Prof. Stead showing paint sludge in Hillburn
(photo/Jan Barry)

          For my experiential report, I want to talk about the trip we took to look at paint sludge from Ford’s dumping over thirty years ago. Even though this was technically “class time,” I want to talk about it as my course enrichment component because I felt more impacted by that short trip to Torne Valley in Hillburn, NY than I did listening to any of the speakers.
          Even though we’ve been taught about what happened all of those years ago, it was a totally different experience to view it first-hand in person. Seeing that alien substance in what should be a natural environment was disheartening. It is one thing to hear about it, but it’s a whole other ballgame to view it in person.

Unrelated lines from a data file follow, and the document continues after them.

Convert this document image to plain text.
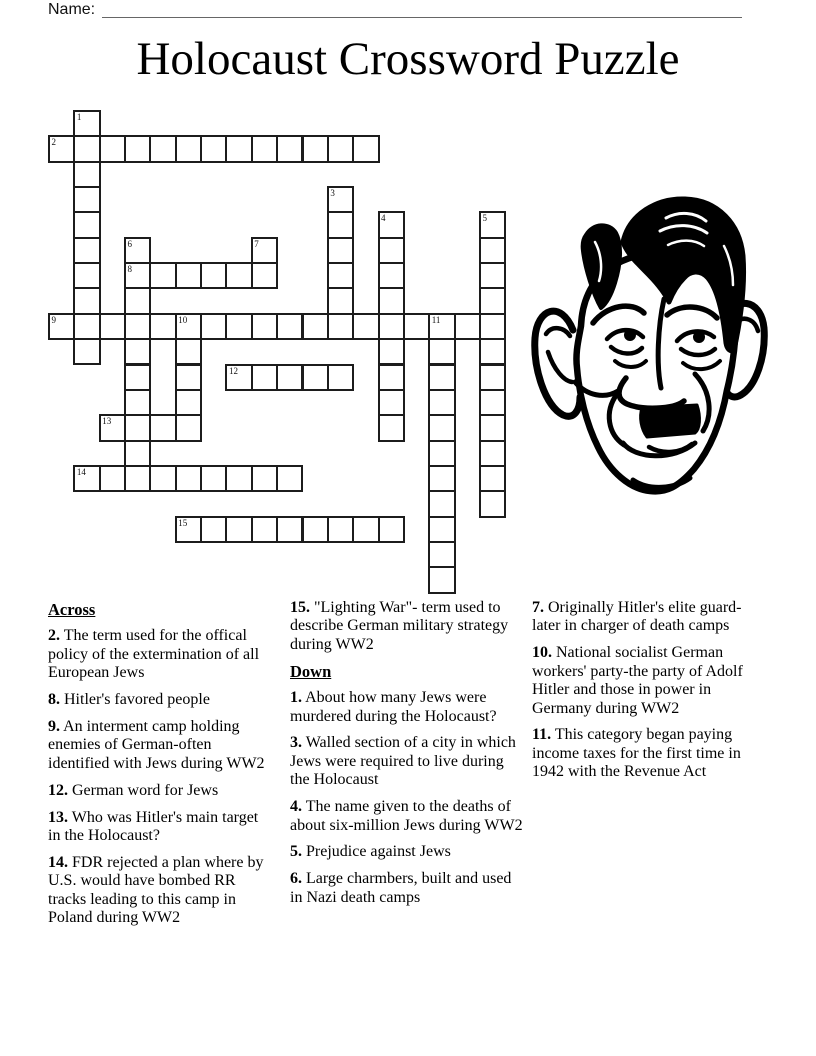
Name:
Holocaust Crossword Puzzle
1
2
3
4	5
6
8
7
9	10	11
12
13
14
15
Across

2. The term used for the offical policy of the extermination of all European Jews

8. Hitler's favored people

9. An interment camp holding enemies of German-often identified with Jews during WW2

12. German word for Jews

13. Who was Hitler's main target in the Holocaust?

14. FDR rejected a plan where by U.S. would have bombed RR tracks leading to this camp in Poland during WW2

15. "Lighting War"- term used to describe German military strategy during WW2

Down

1. About how many Jews were murdered during the Holocaust?

3. Walled section of a city in which Jews were required to live during the Holocaust

4. The name given to the deaths of about six-million Jews during WW2

5. Prejudice against Jews

6. Large charmbers, built and used in Nazi death camps

7. Originally Hitler's elite guard- later in charger of death camps

10. National socialist German workers' party-the party of Adolf Hitler and those in power in Germany during WW2

11. This category began paying income taxes for the first time in 1942 with the Revenue Act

          When Professor Chuck Stead was describing how the men dumped the sludge from one site onto the one we were standing on, I could literally picture the men transporting this toxic material. Even though the men did not know the health issues it would cause them later in life, I am shocked that they had no regard to the health risks they were inflicting on the land and the organisms that live off of it.
          When I went home from our little “field trip,” I couldn’t stop telling my roommate all about it. That was how I knew that what I saw really affected me. I kept telling her what Ford did and how the effects are still very much lingering. I was pleased to see that she too was concerned and now I know why people like yourself and Chuck are so passionate about what you do. It was a nice feeling that someone could listen and comprehend and even for a moment feel how you’re feeling.
          I felt very sad to think that humans do such damage to natural beauty. I remember Chuck saying how there are sites like this one all over the United States and that statement did resonate with me. I think at that moment it hit me how bad it could be and how bad it could get. I loved how Chuck still never failed to mention “there’s always something you can do to help.”
          I am very glad that we went on this trip and even though I felt sad at times during this experience, I am thankful that I am not naive to the truths that are out there, and that I am more prepared having had gone to do my part in standing against it.